One of the neatest aspects of a story is that it exists in the present. When you tell a friend about a story you very much enjoyed, one that pulled you in and kept you there, you say, “It is really good.” You use the present tense. The story is not over. It’s never over. As I write this, Sherlock Holmes and Watson are racing down the Thames, Margot Macomber is ending the short happy life of her husband, the good aldermen of Jefferson are staring at the single strand of iron gray hair on the bed in Miss Emily’s house, and Mme. Loisel is discovering she and her husband suffered years in poverty paying for a fake necklace.
The action is still happening—it occurred as you were reading it, it is happening as someone on the other side of the planet is reading it at this moment, it will take place for someone one hundred years from now. It’s like time travel, or the telepathy Stephen King writes about. He very purposefully described a rabbit in a cage with the numeral “8” on its back in Maine in 1997 and I visualize it today, August 21, 2010, in Indianapolis.
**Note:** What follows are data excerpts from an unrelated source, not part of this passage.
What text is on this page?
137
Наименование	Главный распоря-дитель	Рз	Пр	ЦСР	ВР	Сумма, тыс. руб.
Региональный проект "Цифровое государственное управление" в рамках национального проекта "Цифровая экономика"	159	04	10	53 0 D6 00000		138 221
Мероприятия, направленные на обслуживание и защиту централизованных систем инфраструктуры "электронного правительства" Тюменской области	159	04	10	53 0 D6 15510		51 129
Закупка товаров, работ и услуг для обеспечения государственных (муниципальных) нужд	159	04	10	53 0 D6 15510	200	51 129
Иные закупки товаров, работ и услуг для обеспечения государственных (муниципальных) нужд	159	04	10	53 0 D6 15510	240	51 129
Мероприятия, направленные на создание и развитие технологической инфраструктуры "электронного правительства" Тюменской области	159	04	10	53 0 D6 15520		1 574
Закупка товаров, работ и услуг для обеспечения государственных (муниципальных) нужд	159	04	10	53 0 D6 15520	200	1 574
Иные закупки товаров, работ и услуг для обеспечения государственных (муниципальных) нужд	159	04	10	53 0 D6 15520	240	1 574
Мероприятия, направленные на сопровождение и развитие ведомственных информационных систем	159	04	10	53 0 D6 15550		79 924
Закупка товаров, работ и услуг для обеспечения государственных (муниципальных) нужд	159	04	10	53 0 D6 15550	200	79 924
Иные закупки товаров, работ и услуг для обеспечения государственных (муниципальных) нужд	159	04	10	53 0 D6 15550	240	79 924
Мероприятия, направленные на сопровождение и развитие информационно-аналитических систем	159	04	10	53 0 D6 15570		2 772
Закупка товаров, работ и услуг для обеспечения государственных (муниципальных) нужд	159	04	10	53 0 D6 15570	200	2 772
And you saw it, too, just now, on whatever day it is for you, wherever you happen to be. How cool is that?
That brings us to the dual action of a story—there is what happens in the story to the characters and there is what happens inside us as we read it. I refer not to the internal emotions we feel—and that are often the author’s primary purpose in writing it—as the story moves along. I mean the action that takes place in our imaginations. Our neurons are firing like crazy as we create each scene in our minds. We are recreating what the author already built in his own head, yes, but we are creating every scene, too, with fresh energy and purpose every time we read a favorite story. And when we clue in a friend that “this is a good read,” she can pick up the story and enjoy the same experience we did—Holmes racing, Margot Macomber shooting, aldermen gaping, Mme. Loisel paying a huge price for her pride. It’s telepathy, it’s time travel. It is magic.